問題30 前十字靱帯損傷の検査法でないのはどれか。

1.ピボットシフトテスト
2.ジャークテスト
3.アプライテスト
4.Nテスト

答え.

解説
1.〇 ピボットシフトテスト
Pivot Shift/Pivot Shift test(ピボットシフトテスト)とは、前十字靭帯損傷の回旋不安定性現象を検査する。前十字靱帯損傷膝では膝伸展位において外反、軸圧のストレスをかけることにより脛骨は前方にずれる。そして、屈曲とともに 20°~30°付近で脛骨は突然整復位に外旋するように、即ち、後方の正常な位置に戻る。

2.〇 ジャークテスト
Jerkテスト(ジャークテスト)の陽性は、前十字靭帯損傷を疑う。片方の手で、患者の足首を持ち、もう一方の手で膝を持ち、下腿を内旋しながら伸展すると、膝でクリックを伴う亜脱臼整復感が確認できる。
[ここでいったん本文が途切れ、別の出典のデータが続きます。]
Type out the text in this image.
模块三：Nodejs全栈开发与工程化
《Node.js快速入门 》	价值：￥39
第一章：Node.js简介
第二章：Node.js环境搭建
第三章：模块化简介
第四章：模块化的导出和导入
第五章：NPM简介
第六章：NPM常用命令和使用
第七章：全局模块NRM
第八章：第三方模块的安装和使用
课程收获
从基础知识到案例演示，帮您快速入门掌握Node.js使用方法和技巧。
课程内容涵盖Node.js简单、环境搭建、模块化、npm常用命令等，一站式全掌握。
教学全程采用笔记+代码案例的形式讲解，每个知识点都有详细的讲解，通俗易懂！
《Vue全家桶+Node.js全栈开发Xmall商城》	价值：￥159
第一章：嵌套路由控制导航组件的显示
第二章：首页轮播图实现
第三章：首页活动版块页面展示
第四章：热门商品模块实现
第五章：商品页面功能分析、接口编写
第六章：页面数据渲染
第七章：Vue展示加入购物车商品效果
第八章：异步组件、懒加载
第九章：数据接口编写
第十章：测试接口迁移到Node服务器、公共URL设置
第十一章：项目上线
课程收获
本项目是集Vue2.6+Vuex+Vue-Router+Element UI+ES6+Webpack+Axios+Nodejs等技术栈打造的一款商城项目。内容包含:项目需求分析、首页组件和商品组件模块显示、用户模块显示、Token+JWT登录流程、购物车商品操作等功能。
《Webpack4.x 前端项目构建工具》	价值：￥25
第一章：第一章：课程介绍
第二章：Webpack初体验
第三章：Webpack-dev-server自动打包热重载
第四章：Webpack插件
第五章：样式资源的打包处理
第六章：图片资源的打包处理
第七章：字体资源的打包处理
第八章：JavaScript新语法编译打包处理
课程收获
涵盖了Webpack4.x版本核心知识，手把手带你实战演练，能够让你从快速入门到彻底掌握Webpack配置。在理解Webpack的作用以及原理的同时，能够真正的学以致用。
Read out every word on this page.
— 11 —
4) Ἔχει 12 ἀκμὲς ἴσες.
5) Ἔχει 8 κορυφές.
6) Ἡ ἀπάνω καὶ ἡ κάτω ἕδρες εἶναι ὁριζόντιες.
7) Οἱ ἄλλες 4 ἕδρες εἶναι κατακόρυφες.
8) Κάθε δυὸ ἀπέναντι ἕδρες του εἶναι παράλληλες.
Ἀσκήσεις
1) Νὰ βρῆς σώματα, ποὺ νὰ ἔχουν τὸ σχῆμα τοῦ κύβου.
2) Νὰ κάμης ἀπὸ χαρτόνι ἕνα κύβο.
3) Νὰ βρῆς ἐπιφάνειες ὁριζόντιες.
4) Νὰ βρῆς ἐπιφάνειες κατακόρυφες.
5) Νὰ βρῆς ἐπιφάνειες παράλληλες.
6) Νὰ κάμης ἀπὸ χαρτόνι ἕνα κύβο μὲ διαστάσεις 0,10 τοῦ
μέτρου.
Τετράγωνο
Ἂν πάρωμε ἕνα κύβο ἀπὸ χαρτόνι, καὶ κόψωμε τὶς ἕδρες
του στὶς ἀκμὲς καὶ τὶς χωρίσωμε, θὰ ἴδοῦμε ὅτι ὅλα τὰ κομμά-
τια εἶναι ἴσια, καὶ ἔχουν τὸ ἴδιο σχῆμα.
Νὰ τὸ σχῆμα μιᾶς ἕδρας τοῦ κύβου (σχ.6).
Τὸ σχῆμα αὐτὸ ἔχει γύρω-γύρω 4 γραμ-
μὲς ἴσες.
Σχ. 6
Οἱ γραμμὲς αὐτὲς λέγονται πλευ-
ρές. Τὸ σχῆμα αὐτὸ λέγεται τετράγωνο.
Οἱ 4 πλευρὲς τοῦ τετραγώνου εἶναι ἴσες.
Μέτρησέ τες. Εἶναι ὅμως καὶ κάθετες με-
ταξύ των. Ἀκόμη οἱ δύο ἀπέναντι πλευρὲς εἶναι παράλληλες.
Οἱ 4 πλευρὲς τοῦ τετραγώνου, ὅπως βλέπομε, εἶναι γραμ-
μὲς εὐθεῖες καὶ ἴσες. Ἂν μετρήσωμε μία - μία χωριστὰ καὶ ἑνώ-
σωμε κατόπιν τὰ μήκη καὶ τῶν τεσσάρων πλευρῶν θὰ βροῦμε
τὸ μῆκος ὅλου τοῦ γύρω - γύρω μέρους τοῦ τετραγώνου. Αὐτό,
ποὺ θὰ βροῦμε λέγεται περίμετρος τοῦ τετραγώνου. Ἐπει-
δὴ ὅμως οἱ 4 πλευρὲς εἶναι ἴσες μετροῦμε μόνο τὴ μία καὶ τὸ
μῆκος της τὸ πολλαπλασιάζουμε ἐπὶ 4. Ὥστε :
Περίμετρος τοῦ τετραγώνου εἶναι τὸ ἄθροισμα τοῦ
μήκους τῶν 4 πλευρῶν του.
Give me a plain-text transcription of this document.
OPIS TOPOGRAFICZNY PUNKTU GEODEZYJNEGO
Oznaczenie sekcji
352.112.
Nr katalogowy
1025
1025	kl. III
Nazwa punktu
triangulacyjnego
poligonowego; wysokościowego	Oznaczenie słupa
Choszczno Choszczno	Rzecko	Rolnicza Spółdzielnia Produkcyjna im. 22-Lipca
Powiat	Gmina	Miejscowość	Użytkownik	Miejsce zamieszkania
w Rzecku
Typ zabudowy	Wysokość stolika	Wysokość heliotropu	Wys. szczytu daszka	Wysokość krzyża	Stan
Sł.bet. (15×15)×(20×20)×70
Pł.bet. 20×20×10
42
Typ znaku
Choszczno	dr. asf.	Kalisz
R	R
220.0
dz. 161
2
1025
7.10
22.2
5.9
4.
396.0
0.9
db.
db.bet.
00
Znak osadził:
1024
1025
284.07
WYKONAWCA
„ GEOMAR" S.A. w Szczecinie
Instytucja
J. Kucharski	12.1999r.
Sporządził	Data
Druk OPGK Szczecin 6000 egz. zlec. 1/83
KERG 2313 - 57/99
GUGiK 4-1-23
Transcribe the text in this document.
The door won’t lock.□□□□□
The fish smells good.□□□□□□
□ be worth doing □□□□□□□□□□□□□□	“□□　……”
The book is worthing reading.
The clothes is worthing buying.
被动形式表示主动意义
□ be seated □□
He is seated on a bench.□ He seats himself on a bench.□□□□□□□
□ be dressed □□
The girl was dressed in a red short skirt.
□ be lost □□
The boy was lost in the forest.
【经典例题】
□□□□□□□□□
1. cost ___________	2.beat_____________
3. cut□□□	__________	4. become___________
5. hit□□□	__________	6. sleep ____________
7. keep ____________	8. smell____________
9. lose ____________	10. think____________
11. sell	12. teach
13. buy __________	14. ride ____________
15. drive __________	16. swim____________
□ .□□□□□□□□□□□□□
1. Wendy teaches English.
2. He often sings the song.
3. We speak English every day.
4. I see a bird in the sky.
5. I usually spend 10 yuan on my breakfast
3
3.× アプライテストは、前十字靱帯損傷の検査法ではない。
一般的にApleyテスト(アプレーテスト)といっても、アプレー・スクラッチテスト(Apley scratch test)やアプレー圧迫・牽引テストとApleyとつくテストがいくつかある。アプレー・スクラッチテスト(Apley scratch test)は、棘上筋腱の変性性筋炎を疑う。アプレー圧迫テストは半月板損傷、アプレー牽引テストは、側副靭帯損傷を疑う。

4.〇 Nテスト
Nテストは、前十字靭帯断裂を検査する。足部と下腿近位を把持し、膝関節屈曲位から腓骨頭を押し出すように下腿を内旋させ、そのまま他動的に伸張させる。膝屈曲20°付近から脛骨が前方・内旋方向へ亜脱臼すると陽性となる。

MEMO

前方引き出しテストは、膝関節前十字靱帯損傷の検査である。背臥位にて患側膝90°屈曲位で、検者は下腿を前方に引く。陽性の場合、脛骨は止まることなく前方に出てくる。

ほかにも、膝関節前十字靱帯損傷の検査として、Lachmanテスト(ラックマンテスト)があげられる。背臥位で膝関節を20~30度屈曲させて、下腿部近位端を斜め前方へ引き出す。陽性の場合、脛骨は止まることなく前方に出てくる。